Je n’ai jamais vu Mlle Martineau que sur son cheval : elle y adhère comme mes soldats de plomb à leur monture. Comme elle habite Bazas, on ne la voit jamais à la messe, ni à aucun enterrement…
La maison du vieux était séparée par une barrière de la métairie. De maigres dahlias poussaient dans l’enclos entretenu par Seconde qui apparut sur le seuil dès que les chiens, à mon approche, se furent déchaînés. Le vieux cria de l’intérieur : « Quezaco ? » Elle mit la main à la hauteur de ses yeux et m’ayant reconnu cria, tournée vers la porte entrebâillée : « Lou Tchikoï de lou Prat ! » Le petit de lou Prat, c’était moi pour le vieux de Lassus.

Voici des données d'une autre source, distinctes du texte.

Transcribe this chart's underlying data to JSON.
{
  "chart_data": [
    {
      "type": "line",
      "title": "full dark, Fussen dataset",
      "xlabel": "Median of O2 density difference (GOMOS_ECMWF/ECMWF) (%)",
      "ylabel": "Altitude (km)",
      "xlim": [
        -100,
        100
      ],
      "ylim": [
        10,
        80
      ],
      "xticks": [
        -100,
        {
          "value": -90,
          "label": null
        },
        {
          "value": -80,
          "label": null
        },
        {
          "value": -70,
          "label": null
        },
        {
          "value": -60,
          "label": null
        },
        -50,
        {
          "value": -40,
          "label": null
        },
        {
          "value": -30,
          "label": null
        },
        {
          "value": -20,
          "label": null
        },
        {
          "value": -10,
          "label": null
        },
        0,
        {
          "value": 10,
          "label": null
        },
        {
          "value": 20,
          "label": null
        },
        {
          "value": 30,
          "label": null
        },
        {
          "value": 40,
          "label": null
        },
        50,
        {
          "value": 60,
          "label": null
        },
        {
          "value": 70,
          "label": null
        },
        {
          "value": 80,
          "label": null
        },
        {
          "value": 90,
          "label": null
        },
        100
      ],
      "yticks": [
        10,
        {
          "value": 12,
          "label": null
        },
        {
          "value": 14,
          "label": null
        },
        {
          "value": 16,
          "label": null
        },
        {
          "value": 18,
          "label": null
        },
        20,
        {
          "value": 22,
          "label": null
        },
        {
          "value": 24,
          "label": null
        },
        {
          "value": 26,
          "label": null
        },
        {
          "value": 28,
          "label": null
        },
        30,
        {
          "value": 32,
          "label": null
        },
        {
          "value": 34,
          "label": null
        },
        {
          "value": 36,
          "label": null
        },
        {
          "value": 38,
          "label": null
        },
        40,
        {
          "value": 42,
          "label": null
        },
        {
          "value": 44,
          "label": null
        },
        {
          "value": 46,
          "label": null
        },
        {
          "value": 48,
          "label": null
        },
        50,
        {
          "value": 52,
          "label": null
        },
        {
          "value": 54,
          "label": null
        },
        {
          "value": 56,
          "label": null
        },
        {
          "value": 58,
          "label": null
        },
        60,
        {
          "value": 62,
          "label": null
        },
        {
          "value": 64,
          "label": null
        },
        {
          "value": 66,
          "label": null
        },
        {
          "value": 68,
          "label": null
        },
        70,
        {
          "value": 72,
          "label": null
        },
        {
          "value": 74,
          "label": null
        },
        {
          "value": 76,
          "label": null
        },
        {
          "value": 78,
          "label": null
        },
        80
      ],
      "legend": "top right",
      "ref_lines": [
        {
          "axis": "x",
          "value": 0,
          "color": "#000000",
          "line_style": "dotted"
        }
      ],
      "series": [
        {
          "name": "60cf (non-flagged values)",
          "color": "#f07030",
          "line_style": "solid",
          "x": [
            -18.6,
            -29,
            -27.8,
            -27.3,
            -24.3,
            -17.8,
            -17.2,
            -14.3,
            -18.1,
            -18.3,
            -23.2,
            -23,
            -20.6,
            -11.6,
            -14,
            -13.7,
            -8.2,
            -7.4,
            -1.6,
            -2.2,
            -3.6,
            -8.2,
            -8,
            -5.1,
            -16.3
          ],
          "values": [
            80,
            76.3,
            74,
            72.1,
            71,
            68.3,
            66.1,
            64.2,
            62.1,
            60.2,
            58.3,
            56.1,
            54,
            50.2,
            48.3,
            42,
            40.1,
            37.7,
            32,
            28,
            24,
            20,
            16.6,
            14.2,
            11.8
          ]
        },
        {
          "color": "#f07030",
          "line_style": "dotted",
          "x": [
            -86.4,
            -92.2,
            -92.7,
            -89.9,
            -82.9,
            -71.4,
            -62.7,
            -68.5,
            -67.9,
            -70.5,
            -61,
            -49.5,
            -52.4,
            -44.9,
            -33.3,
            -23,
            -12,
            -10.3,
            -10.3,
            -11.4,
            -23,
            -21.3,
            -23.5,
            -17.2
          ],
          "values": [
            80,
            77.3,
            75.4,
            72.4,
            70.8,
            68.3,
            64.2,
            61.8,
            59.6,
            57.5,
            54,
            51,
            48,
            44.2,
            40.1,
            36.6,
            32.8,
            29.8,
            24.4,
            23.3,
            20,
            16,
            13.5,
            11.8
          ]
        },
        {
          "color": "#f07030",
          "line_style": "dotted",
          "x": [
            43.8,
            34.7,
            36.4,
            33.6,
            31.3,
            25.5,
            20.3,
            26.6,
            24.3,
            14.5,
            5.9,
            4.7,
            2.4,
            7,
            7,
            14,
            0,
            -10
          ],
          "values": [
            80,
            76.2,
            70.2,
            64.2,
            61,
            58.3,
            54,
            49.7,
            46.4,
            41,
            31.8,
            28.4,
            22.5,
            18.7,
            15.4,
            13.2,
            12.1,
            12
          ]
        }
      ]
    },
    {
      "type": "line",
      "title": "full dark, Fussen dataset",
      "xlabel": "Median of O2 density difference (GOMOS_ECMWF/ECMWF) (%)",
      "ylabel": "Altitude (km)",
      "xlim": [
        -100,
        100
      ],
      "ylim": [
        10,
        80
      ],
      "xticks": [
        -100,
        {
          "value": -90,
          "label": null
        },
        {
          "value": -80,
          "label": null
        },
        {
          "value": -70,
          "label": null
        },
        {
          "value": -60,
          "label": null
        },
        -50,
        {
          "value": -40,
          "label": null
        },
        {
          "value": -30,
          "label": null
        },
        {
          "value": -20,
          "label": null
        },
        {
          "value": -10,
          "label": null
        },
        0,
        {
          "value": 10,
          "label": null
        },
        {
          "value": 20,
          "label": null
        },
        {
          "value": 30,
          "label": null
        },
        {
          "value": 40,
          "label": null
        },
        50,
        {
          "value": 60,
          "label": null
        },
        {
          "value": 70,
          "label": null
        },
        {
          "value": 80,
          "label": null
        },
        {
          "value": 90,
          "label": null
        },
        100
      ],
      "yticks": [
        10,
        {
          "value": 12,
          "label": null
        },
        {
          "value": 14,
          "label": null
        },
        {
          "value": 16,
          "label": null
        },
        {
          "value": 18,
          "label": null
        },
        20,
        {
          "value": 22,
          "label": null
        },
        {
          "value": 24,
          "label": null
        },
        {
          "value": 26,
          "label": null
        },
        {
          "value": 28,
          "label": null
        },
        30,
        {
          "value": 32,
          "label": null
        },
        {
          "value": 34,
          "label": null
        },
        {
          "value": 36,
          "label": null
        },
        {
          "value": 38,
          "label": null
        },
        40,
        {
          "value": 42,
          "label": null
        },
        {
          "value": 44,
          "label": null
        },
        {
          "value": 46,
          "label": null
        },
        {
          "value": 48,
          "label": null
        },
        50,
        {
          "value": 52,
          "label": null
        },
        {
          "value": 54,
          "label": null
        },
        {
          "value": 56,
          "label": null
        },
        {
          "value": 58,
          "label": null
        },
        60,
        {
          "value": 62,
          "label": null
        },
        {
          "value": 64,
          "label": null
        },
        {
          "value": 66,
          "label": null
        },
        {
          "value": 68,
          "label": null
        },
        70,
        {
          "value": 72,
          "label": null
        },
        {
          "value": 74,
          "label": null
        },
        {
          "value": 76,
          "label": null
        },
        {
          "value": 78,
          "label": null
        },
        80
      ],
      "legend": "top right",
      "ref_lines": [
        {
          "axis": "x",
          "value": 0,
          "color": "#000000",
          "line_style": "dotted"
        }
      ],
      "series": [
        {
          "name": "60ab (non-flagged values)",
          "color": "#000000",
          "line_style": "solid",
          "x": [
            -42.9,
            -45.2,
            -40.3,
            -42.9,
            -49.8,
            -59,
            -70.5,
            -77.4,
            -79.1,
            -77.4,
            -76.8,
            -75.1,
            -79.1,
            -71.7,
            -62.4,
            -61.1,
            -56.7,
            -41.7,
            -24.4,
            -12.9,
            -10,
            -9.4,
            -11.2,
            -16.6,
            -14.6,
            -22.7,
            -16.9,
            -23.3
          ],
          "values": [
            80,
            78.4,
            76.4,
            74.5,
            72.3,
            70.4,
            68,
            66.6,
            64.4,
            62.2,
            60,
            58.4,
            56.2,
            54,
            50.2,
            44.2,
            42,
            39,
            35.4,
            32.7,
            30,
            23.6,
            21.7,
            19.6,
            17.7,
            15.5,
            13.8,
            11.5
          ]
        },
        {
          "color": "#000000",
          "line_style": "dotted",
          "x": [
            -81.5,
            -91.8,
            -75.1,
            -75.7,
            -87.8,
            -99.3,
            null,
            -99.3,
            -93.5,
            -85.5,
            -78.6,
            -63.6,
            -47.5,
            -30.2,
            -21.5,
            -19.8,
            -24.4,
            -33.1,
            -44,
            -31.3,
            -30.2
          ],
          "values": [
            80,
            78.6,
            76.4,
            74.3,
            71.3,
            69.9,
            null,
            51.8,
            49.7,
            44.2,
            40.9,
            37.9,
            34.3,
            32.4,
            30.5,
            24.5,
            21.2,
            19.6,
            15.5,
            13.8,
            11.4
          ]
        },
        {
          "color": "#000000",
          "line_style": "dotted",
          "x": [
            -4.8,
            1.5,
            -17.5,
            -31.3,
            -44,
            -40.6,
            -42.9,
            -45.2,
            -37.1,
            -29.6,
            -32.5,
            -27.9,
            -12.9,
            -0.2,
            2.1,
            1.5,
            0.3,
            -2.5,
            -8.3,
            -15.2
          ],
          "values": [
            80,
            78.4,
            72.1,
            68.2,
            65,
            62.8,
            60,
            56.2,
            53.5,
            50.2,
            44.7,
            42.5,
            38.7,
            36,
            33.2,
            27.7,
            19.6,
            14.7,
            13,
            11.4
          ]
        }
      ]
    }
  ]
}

C’est que le bois où mon grand-père avait fait bâtir sa maison s’appelait lou Prat et avait gardé ce nom jusqu’au jour, pas très lointain, où Laurent et moi l’avions débaptisé parce qu’au collège un garçon obèse et idiot s’appelait Louprat. C’était moi qui avais imposé ce nom « Maltaverne », titre d’une histoire qui m’enchantait dans un Saint Nicolas des années 90 ; mais le vieux de Lassus ne connaissait que « Louprat ».
Le foulard noir des vieilles cachait les cheveux de Seconde. Ses lèvres étaient aspirées par le vide affreux de la bouche. Le vieux parut alors, tout hérissé de poils, avec un tricot délavé, déchiré, et des chaussons, malgré la chaleur. Il prétendait ne pas connaître son âge mais il avait fait le coup de feu dans les rangs des Versaillais : pour lui, Paris, c’était toujours les communards. Il n’en parlait à personne sauf à Laurent et à moi qui n’appartenions pas à la bande exécrée des héritiers, — à moi surtout qui lui plaisais, je le sentais bien, comme je plais à Simon Duberc, comme je plaisais à l’abbé Grillot qui me donnait la moyenne aux examens même si je séchais.